Here is my approach using FileStream and Span<T>:
public static int CountOccurences(Stream stream, string searchString, Encoding encoding = null, int bufferSize = 4096)
{
if (stream == null)
throw new ArgumentNullException(nameof(stream));
if (searchString == null)
throw new ArgumentNullException(nameof(searchString));
if (!stream.CanRead)
throw new ArgumentException("Stream must be readable.", nameof(stream));
if (bufferSize <= 0)
throw new ArgumentException("Buffer size must be a positive number.", nameof(bufferSize));
// detecting encoding
Span<byte> bom = stackalloc byte[4];
var actualLength = stream.Read(bom);
if (actualLength == 0)
return 0;
bom = bom.Slice(0, actualLength);
Encoding detectedEncoding;
if (bom.StartsWith(Encoding.UTF8.GetPreamble()))
detectedEncoding = Encoding.UTF8;
else if (bom.StartsWith(Encoding.UTF32.GetPreamble()))
detectedEncoding = Encoding.UTF32;
else if (bom.StartsWith(Encoding.Unicode.GetPreamble()))
detectedEncoding = Encoding.Unicode;
else if (bom.StartsWith(Encoding.BigEndianUnicode.GetPreamble()))
detectedEncoding = Encoding.BigEndianUnicode;
else
detectedEncoding = null;
if (detectedEncoding != null)
{
if (encoding == null)
encoding = detectedEncoding;
if (encoding == detectedEncoding)
bom = bom.Slice(detectedEncoding.GetPreamble().Length);
}
else if (encoding == null)
encoding = Encoding.ASCII;
// acquiring a buffer
ReadOnlySpan<byte> searchBytes = encoding.GetBytes(searchString);
bufferSize = Math.Max(Math.Max(bufferSize, searchBytes.Length), 128);
var bufferArray = ArrayPool<byte>.Shared.Rent(bufferSize);
try
{
var buffer = new Span<byte>(bufferArray, 0, bufferSize);
// looking for occurences
bom.CopyTo(buffer);
actualLength = bom.Length + stream.Read(buffer.Slice(bom.Length));
var occurrences = 0;
do
{
var index = 0;
var endIndex = actualLength - searchBytes.Length;
for (; index <= endIndex; index++)
if (buffer.Slice(index, searchBytes.Length).SequenceEqual(searchBytes))
occurrences++;
if (actualLength < buffer.Length)
break;
ReadOnlySpan<byte> leftover = buffer.Slice(index);
leftover.CopyTo(buffer);
actualLength = leftover.Length + stream.Read(buffer.Slice(leftover.Length));
}
while (true);
return occurrences;
}
finally { ArrayPool<byte>.Shared.Return(bufferArray); }
}
This code requires C# 7.2 to compile.
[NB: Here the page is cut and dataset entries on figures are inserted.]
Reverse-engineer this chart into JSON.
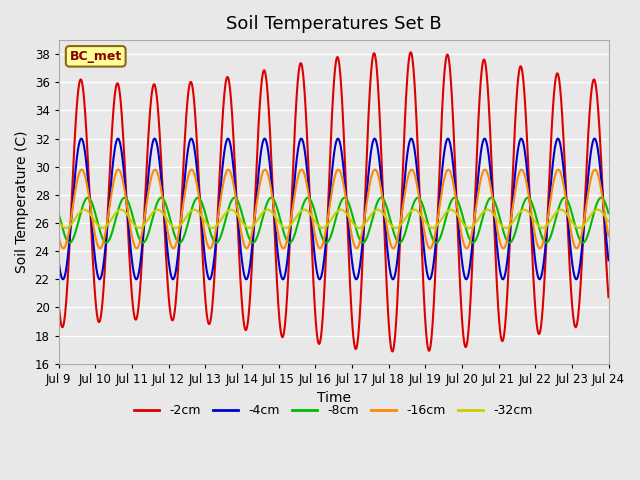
{
  "title": "Soil Temperatures Set B",
  "xlabel": "Time",
  "ylabel": "Soil Temperature (C)",
  "annotation": "BC_met",
  "ylim": [
    16,
    39
  ],
  "yticks": [
    16,
    18,
    20,
    22,
    24,
    26,
    28,
    30,
    32,
    34,
    36,
    38
  ],
  "xtick_labels": [
    "Jul 9",
    "Jul 10",
    "Jul 11",
    "Jul 12",
    "Jul 13",
    "Jul 14",
    "Jul 15",
    "Jul 16",
    "Jul 17",
    "Jul 18",
    "Jul 19",
    "Jul 20",
    "Jul 21",
    "Jul 22",
    "Jul 23",
    "Jul 24"
  ],
  "series_labels": [
    "-2cm",
    "-4cm",
    "-8cm",
    "-16cm",
    "-32cm"
  ],
  "series_colors": [
    "#dd0000",
    "#0000cc",
    "#00bb00",
    "#ff8800",
    "#cccc00"
  ],
  "bg_color": "#e8e8e8",
  "grid_color": "#ffffff",
  "linewidth": 1.5
}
You may have to include the System.Buffers and System.Memory NuGet packages, as well. If you use .NET Core version lower than 2.1 or another platform than .NET Core, you need to include this "polyfill", as well:
static class Compatibility
{
public static int Read(this Stream stream, Span<byte> buffer)
{
// copied over from corefx sources (https://github.com/dotnet/corefx/blob/master/src/Common/src/CoreLib/System/IO/Stream.cs)
byte[] sharedBuffer = ArrayPool<byte>.Shared.Rent(buffer.Length);
try
{
int numRead = stream.Read(sharedBuffer, 0, buffer.Length);
if ((uint)numRead > buffer.Length)
throw new IOException("Stream was too long.");
new Span<byte>(sharedBuffer, 0, numRead).CopyTo(buffer);
return numRead;
}
finally { ArrayPool<byte>.Shared.Return(sharedBuffer); }
}
}
Usage:
using (var fs = new FileStream(@"path-to-file", FileMode.Open, FileAccess.Read, FileShare.Read))
Console.WriteLine(CountOccurences(fs, "string to search"));
When you don't specify the encoding argument, the encoding will be auto-detected by examining the BOM of the file. If BOM is not present, ASCII encoding is assumed as a fallback.